In Allagash, Maine, near the border with New Brunswick, Canada, a river connects with the St. John, passing through a chain of natural mountain lakes. This river has remained largely unspoiled. In 1857 Henry David Thoreau explored its waters and wrote about them in The Maine Woods. Known today as the Allagash Wilderness Waterway, the river continues to be popular among paddlers looking for a special wilderness experience. They can find it here, thanks to the early work of the Natural Resources Council of Maine.
In 1959, a small group of Maine citizens came together to volunteer for a cause they all believed in: protecting the spectacular Allagash River. Despite its fame as a canoe route through one of the last great wilderness areas of the Northeast, the Allagash had begun to show signs of suffering in the 1950s. Poor forest practices in the area resulted in a cross-cross of roads, which opened up the area to motorized vehicles. The biggest threat, however, came from hydropower projects, which, if passed, would flood the region.
When efforts by others to protect the Allagash River proved controversial, NRCM contracted with a well-respected national conservation foundation to undertake a thorough analysis of economic and natural resource value implications for protecting the area. The results of this study were widely respected and resulted in growing public support for protection. In 1963, the Maine Legislature established the Allagash River Authority to create a plan for conserving this special region.
In 1966, in a historic referendum, the people of Maine voted to protect the Allagash, authorizing a $1.5 million bond to protect the wilderness character of the river. As part of that effort, much of the river was designated as the Allagash Wilderness Waterway and in 1970, the Waterway became part of the National Wild and Scenic River program of the U.S. federal government.

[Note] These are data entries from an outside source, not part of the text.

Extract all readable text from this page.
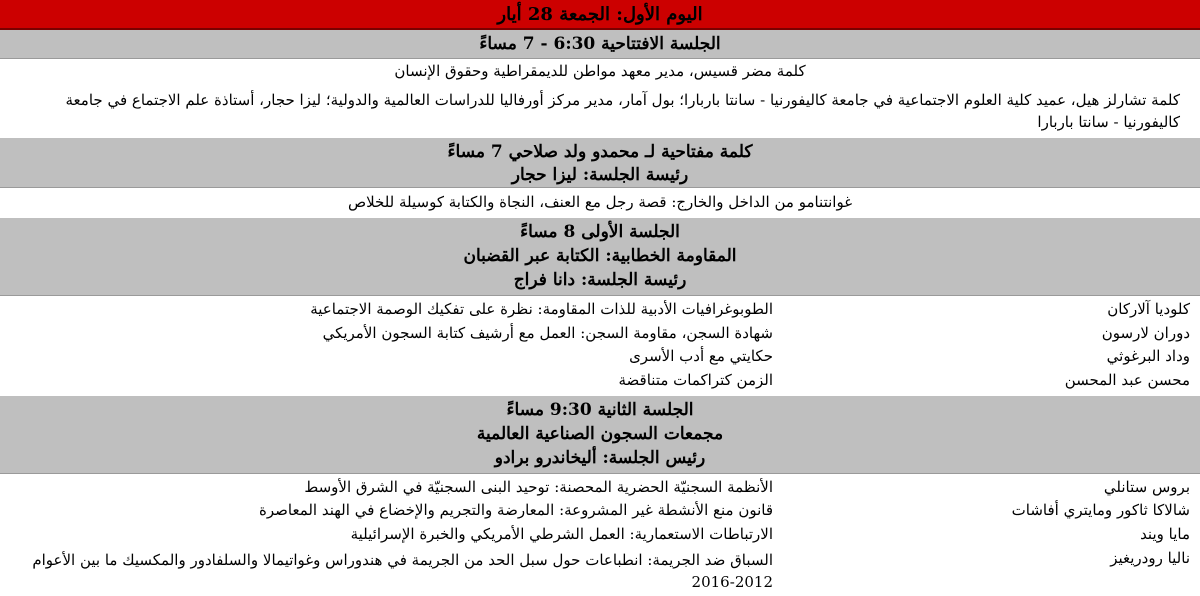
اليوم الأول: الجمعة 28 أيار
الجلسة الافتتاحية 6:30 - 7 مساءً
كلمة مضر قسيس، مدير معهد مواطن للديمقراطية وحقوق الإنسان
كلمة تشارلز هيل، عميد كلية العلوم الاجتماعية في جامعة كاليفورنيا - سانتا باربارا؛ بول آمار، مدير مركز أورفاليا للدراسات العالمية والدولية؛ ليزا حجار، أستاذة علم الاجتماع في جامعة كاليفورنيا - سانتا باربارا
كلمة مفتاحية لـ محمدو ولد صلاحي 7 مساءً
رئيسة الجلسة: ليزا حجار
غوانتنامو من الداخل والخارج: قصة رجل مع العنف، النجاة والكتابة كوسيلة للخلاص
الجلسة الأولى 8 مساءً
المقاومة الخطابية: الكتابة عبر القضبان
رئيسة الجلسة: دانا فراج
كلوديا آلاركان
الطوبوغرافيات الأدبية للذات المقاومة: نظرة على تفكيك الوصمة الاجتماعية
دوران لارسون
شهادة السجن، مقاومة السجن: العمل مع أرشيف كتابة السجون الأمريكي
وداد البرغوثي
حكايتي مع أدب الأسرى
محسن عبد المحسن
الزمن كتراكمات متناقضة
الجلسة الثانية 9:30 مساءً
مجمعات السجون الصناعية العالمية
رئيس الجلسة: أليخاندرو برادو
بروس ستانلي
الأنظمة السجنيّة الحضرية المحصنة: توحيد البنى السجنيّة في الشرق الأوسط
شالاكا ثاكور ومايتري أفاشات
قانون منع الأنشطة غير المشروعة: المعارضة والتجريم والإخضاع في الهند المعاصرة
مايا ويند
الارتباطات الاستعمارية: العمل الشرطي الأمريكي والخبرة الإسرائيلية
ناليا رودريغيز
السباق ضد الجريمة: انطباعات حول سبل الحد من الجريمة في هندوراس وغواتيمالا والسلفادور والمكسيك ما بين الأعوام 2012-2016
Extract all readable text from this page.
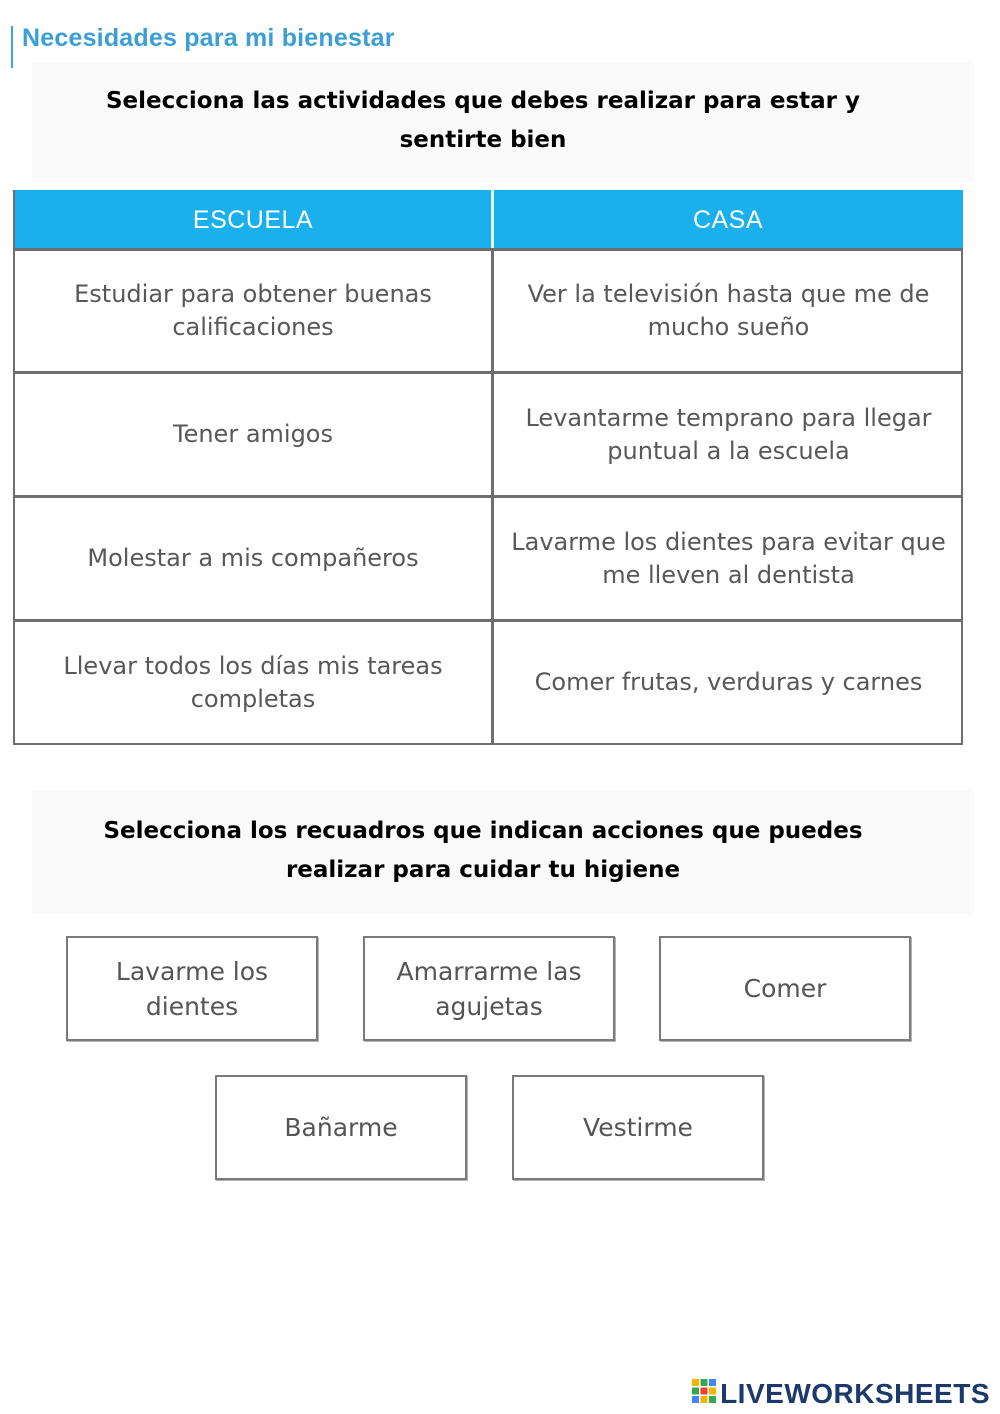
Necesidades para mi bienestar
Selecciona las actividades que debes realizar para estar y
sentirte bien
ESCUELA	CASA
Estudiar para obtener buenas calificaciones
Ver la televisión hasta que me de mucho sueño
Tener amigos
Levantarme temprano para llegar puntual a la escuela
Molestar a mis compañeros
Lavarme los dientes para evitar que me lleven al dentista
Llevar todos los días mis tareas completas
Comer frutas, verduras y carnes
Selecciona los recuadros que indican acciones que puedes
realizar para cuidar tu higiene
Lavarme los dientes
Amarrarme las agujetas
Comer
Bañarme	Vestirme
LIVEWORKSHEETS
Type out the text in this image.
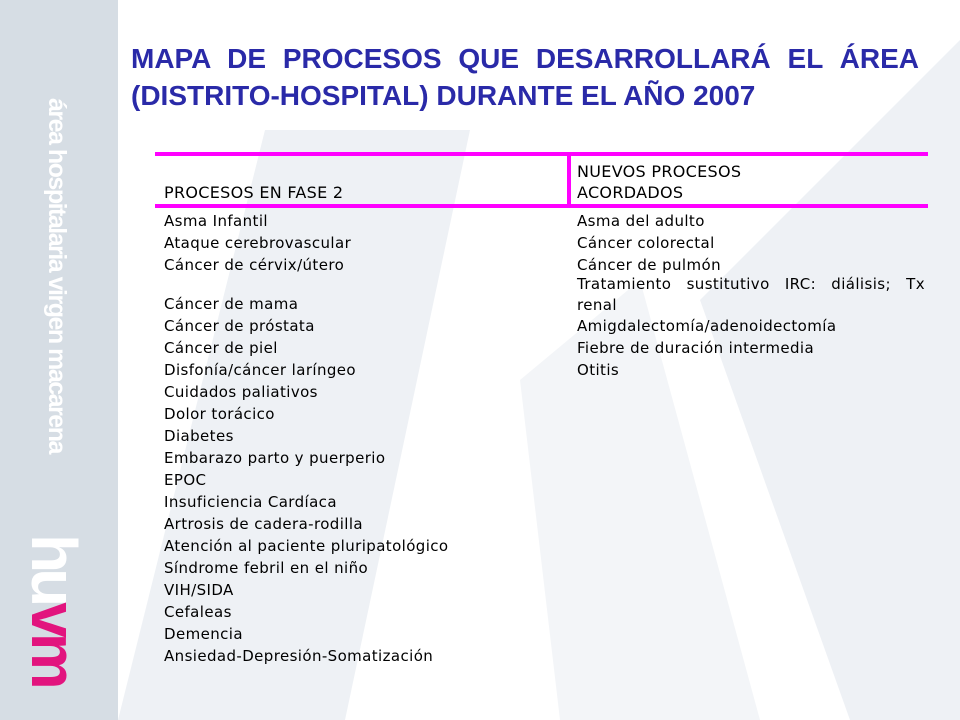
área hospitalaria virgen macarena
huvm
MAPA DE PROCESOS QUE DESARROLLARÁ EL ÁREA (DISTRITO-HOSPITAL) DURANTE EL AÑO 2007
PROCESOS EN FASE 2
NUEVOS PROCESOS ACORDADOS
Asma Infantil
Ataque cerebrovascular
Cáncer de cérvix/útero
Cáncer de mama
Cáncer de próstata
Cáncer de piel
Disfonía/cáncer laríngeo
Cuidados paliativos
Dolor torácico
Diabetes
Embarazo parto y puerperio
EPOC
Insuficiencia Cardíaca
Artrosis de cadera-rodilla
Atención al paciente pluripatológico
Síndrome febril en el niño
VIH/SIDA
Cefaleas
Demencia
Ansiedad-Depresión-Somatización
Asma del adulto
Cáncer colorectal
Cáncer de pulmón
Tratamiento sustitutivo IRC: diálisis; Tx renal
Amigdalectomía/adenoidectomía
Fiebre de duración intermedia
Otitis
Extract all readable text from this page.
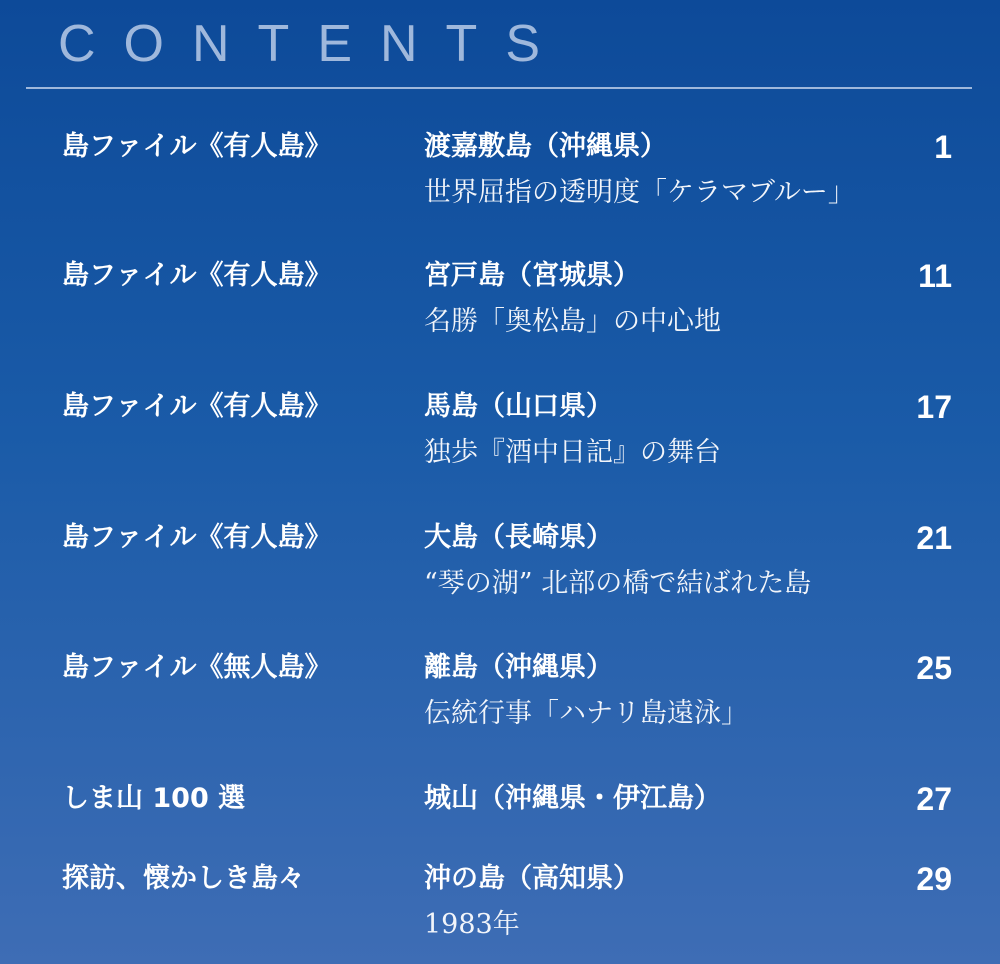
CONTENTS
島ファイル《有人島》	渡嘉敷島（沖縄県）	1
世界屈指の透明度「ケラマブルー」
島ファイル《有人島》	宮戸島（宮城県）	11
名勝「奥松島」の中心地
島ファイル《有人島》	馬島（山口県）	17
独歩『酒中日記』の舞台
島ファイル《有人島》	大島（長崎県）	21
“琴の湖” 北部の橋で結ばれた島
島ファイル《無人島》	離島（沖縄県）	25
伝統行事「ハナリ島遠泳」
しま山 100 選	城山（沖縄県・伊江島）	27
探訪、懐かしき島々	沖の島（高知県）	29
1983年
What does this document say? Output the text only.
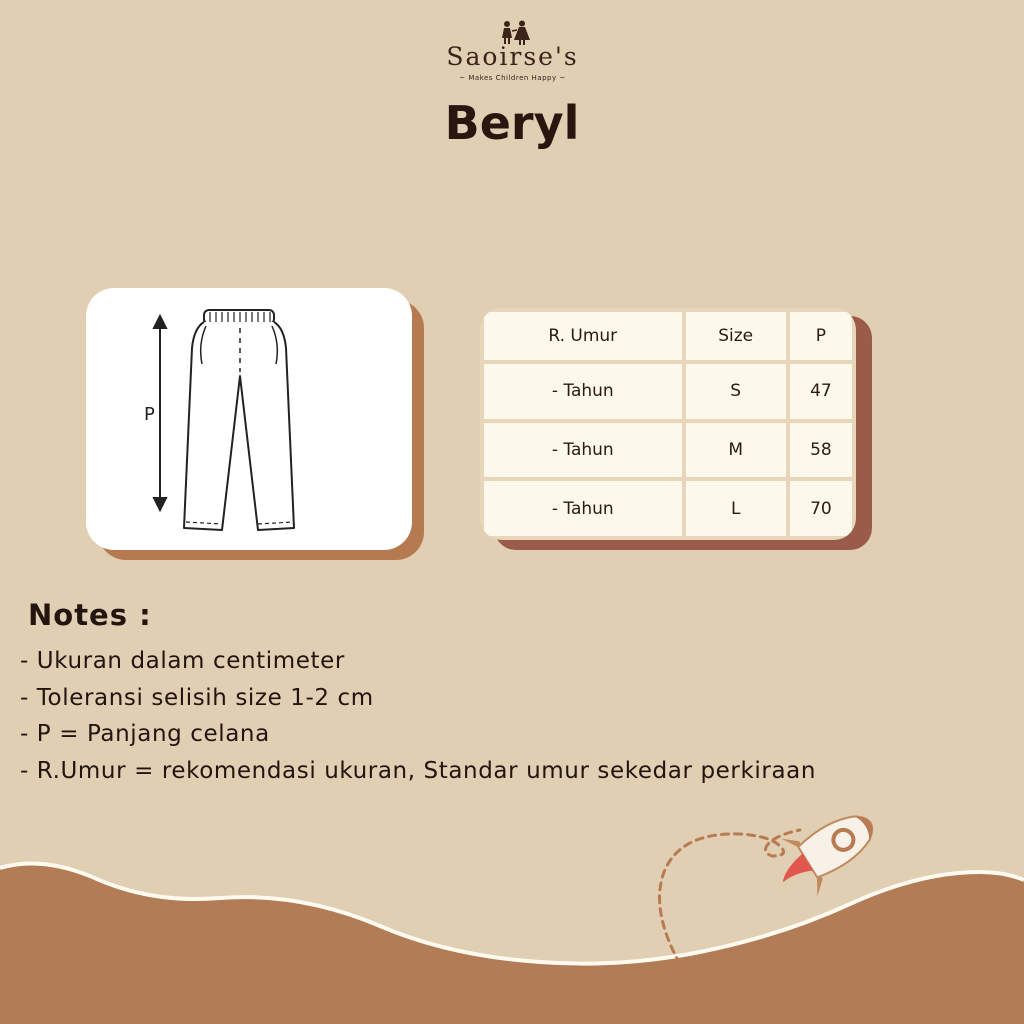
Saoirse's
~ Makes Children Happy ~
Beryl
P
R. Umur	Size	P
- Tahun	S	47
- Tahun	M	58
- Tahun	L	70
Notes :
- Ukuran dalam centimeter
- Toleransi selisih size 1-2 cm
- P = Panjang celana
- R.Umur = rekomendasi ukuran, Standar umur sekedar perkiraan
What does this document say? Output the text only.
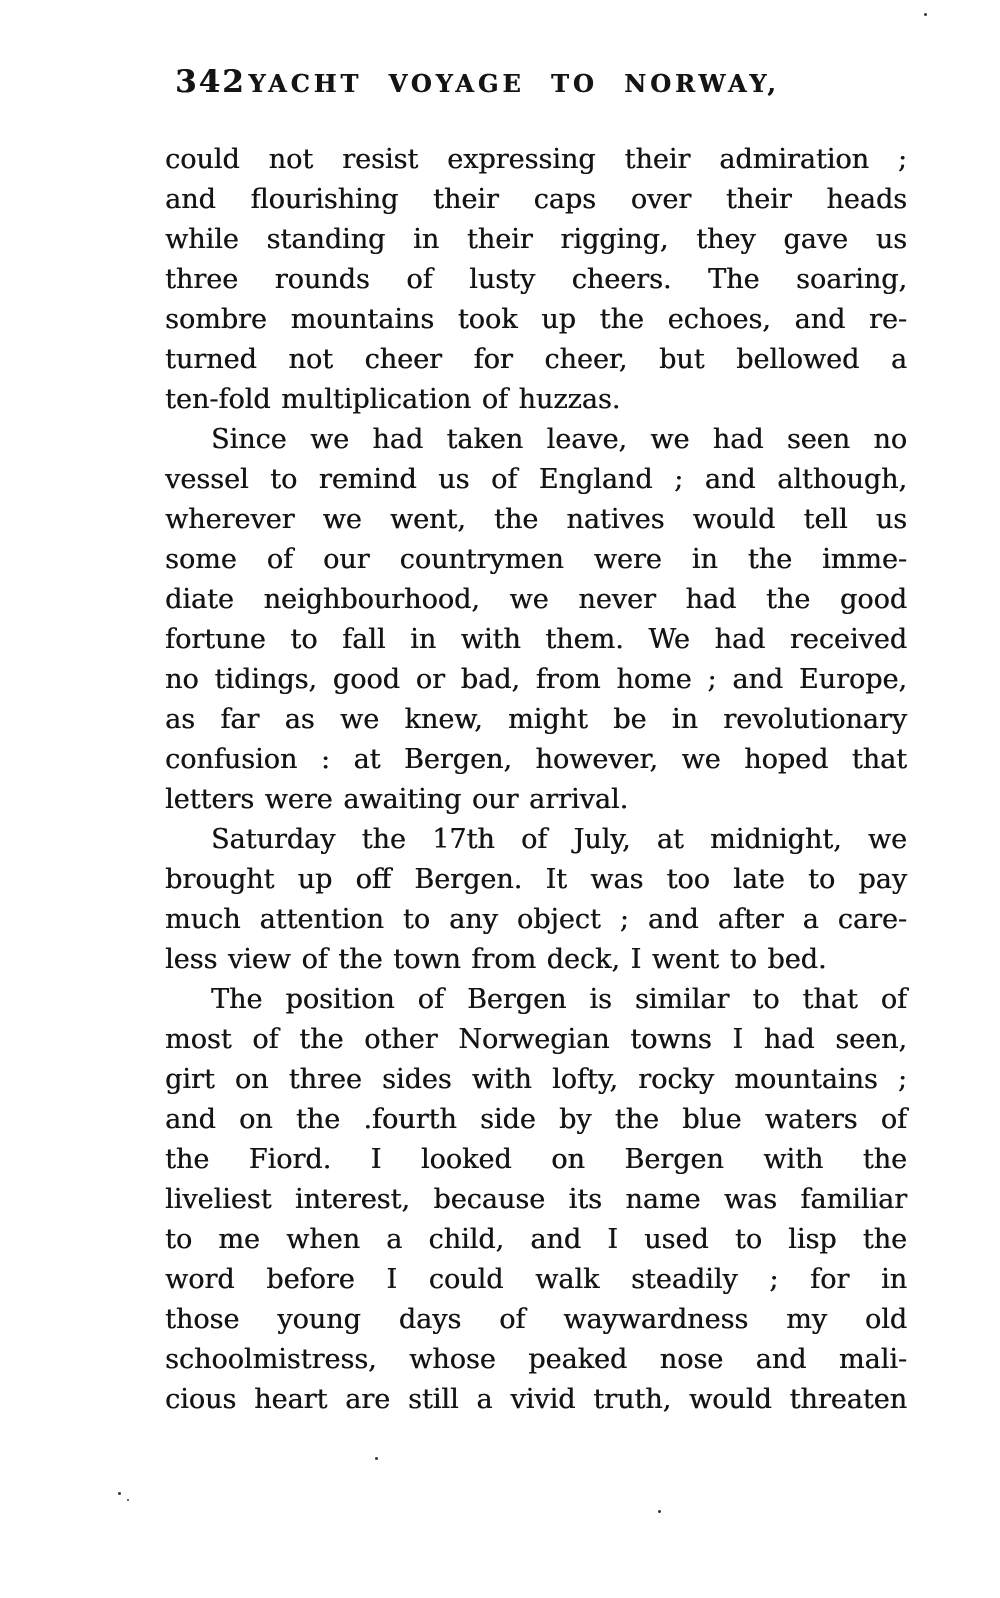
342 YACHT VOYAGE TO NORWAY,
could not resist expressing their admiration ;
and flourishing their caps over their heads
while standing in their rigging, they gave us
three rounds of lusty cheers. The soaring,
sombre mountains took up the echoes, and re-
turned not cheer for cheer, but bellowed a
ten-fold multiplication of huzzas.
Since we had taken leave, we had seen no
vessel to remind us of England ; and although,
wherever we went, the natives would tell us
some of our countrymen were in the imme-
diate neighbourhood, we never had the good
fortune to fall in with them. We had received
no tidings, good or bad, from home ; and Europe,
as far as we knew, might be in revolutionary
confusion : at Bergen, however, we hoped that
letters were awaiting our arrival.
Saturday the 17th of July, at midnight, we
brought up off Bergen. It was too late to pay
much attention to any object ; and after a care-
less view of the town from deck, I went to bed.
The position of Bergen is similar to that of
most of the other Norwegian towns I had seen,
girt on three sides with lofty, rocky mountains ;
and on the .fourth side by the blue waters of
the Fiord. I looked on Bergen with the
liveliest interest, because its name was familiar
to me when a child, and I used to lisp the
word before I could walk steadily ; for in
those young days of waywardness my old
schoolmistress, whose peaked nose and mali-
cious heart are still a vivid truth, would threaten
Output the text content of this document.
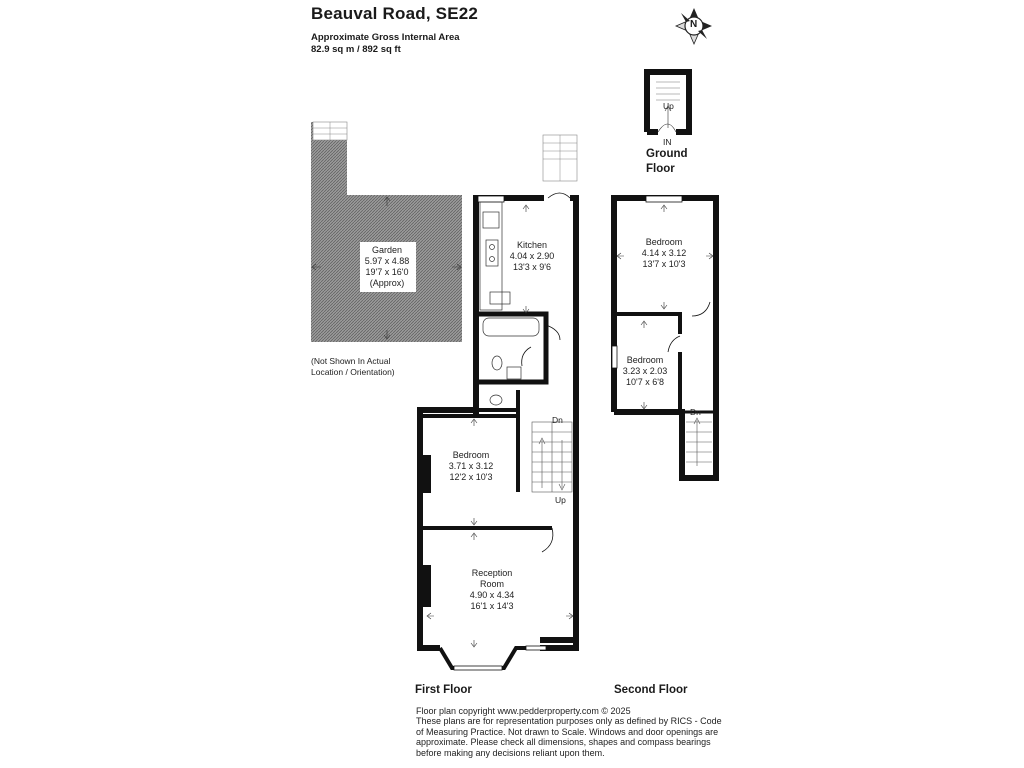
Beauval Road, SE22
Approximate Gross Internal Area
82.9 sq m / 892 sq ft
Garden
5.97 x 4.88
19'7 x 16'0
(Approx)
(Not Shown In Actual
Location / Orientation)
Up
IN
Ground
Floor
Kitchen
4.04 x 2.90
13'3 x 9'6
Bedroom
3.71 x 3.12
12'2 x 10'3
Reception
Room
4.90 x 4.34
16'1 x 14'3
Dn
Up
Bedroom
4.14 x 3.12
13'7 x 10'3
Bedroom
3.23 x 2.03
10'7 x 6'8
Dn
First Floor	Second Floor
Floor plan copyright www.pedderproperty.com © 2025
These plans are for representation purposes only as defined by RICS - Code
of Measuring Practice. Not drawn to Scale. Windows and door openings are
approximate. Please check all dimensions, shapes and compass bearings
before making any decisions reliant upon them.
N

“NRCM’s work to protect the Allagash goes back to our earliest days,” says Brownie Carson, who for 27 years served as executive director. “This campaign brought our founders together at a time when the river was threatened by dams and destructive forest practices,” he says. “Like Katahdin and Acadia, the Allagash is one of Maine’s exceptional natural treasures, and creating the Allagash Wilderness Waterway is one of NRCM’s most important and enduring achievements.” Brownie adds, “I love paddling the Waterway and knowing that it will be there for generations to come.”